Intended for healthcare professionals


Medical institutions must treat the Cass review as a significant event and act upon it

BMJ 2024; 385 doi: (Published 30 May 2024) Cite this as: BMJ 2024;385:q1189
  1. Margaret McCartney, GP, Glasgow

Publication of the Cass review in April 2024 was a seminal moment in contemporary medicine. Hilary Cass, a consultant paediatrician, was commissioned by NHS England to report independently on “the services provided by the NHS to children and young people who are questioning their gender identity or experiencing gender incongruence.”1 The background was an increase in referrals—of mainly “birth registered females in early teenage years”—to gender identity clinics from 2014 at an “exponential rate.”2

The conclusions of the Cass review should not be surprising to anyone who has watched the promotion of medical interventions as necessary or curative in young people with gender dysphoria. As Cass states, there is a “lack of evidence” on the long term impact of hormonal prescriptions in young people, for example. Work now begins on how to design better, more evidence based, holistic services. The conclusion that services “must operate to the same standards as other services seeing children and young people with complex presentations and/or additional risk factors” is astonishing, in that it needed to be said. We need, says the report “a different approach to healthcare, more closely aligned with usual NHS clinical practice.”2 In other words, this suggests that the approach the NHS has taken with respect to gender dysphoria has been at odds with the usual, evidence based approach taken elsewhere. This should be deeply discomfiting. As the dust settles, and we reflect on the report’s conclusions, we should ask why this has happened.

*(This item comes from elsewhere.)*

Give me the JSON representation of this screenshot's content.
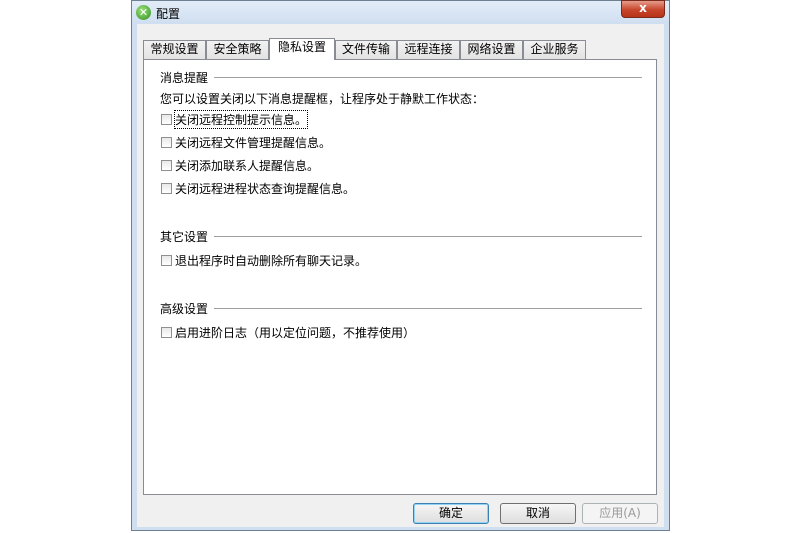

There are multiple potential explanations. One is alluded to clearly by Cass: “the toxicity of the debate is exceptional,” she writes. Indeed. I know many senior medics who were concerned about the lack of evidence for interventions, but felt their reputation and job would be under threat if they spoke up. Anonymous personal attacks online is one thing; personal abuse from senior medics for raising clinical concerns is quite another. When considered in the context of whistleblowing more broadly, medicine clearly has an ongoing problem.

But when it comes to large, well funded, professional medical organisations, there is even less excuse. The job of medical institutions is in large part to remember the mistakes of history. These organisations should respond with care, consider evidence, uncertainty, and the recurrent tendency of well meaning medicine to do harm with good intentions. Popularity should be resisted over the need for evidence and caution. This requires strong leadership. Shutting down, or trying to shut down debate about serious clinical uncertainties—as has happened—is unacceptable.

This has not been helped by the multiple lobby groups, welcomed by many institutions to influence their policy making in this area. The same rules that we would normally use to guard relationships with any other pressure group—be it promoters of disease “awareness campaigns” or party politicians looking for support—seem to have dissolved against social pressure to achieve a compliance badge on a website.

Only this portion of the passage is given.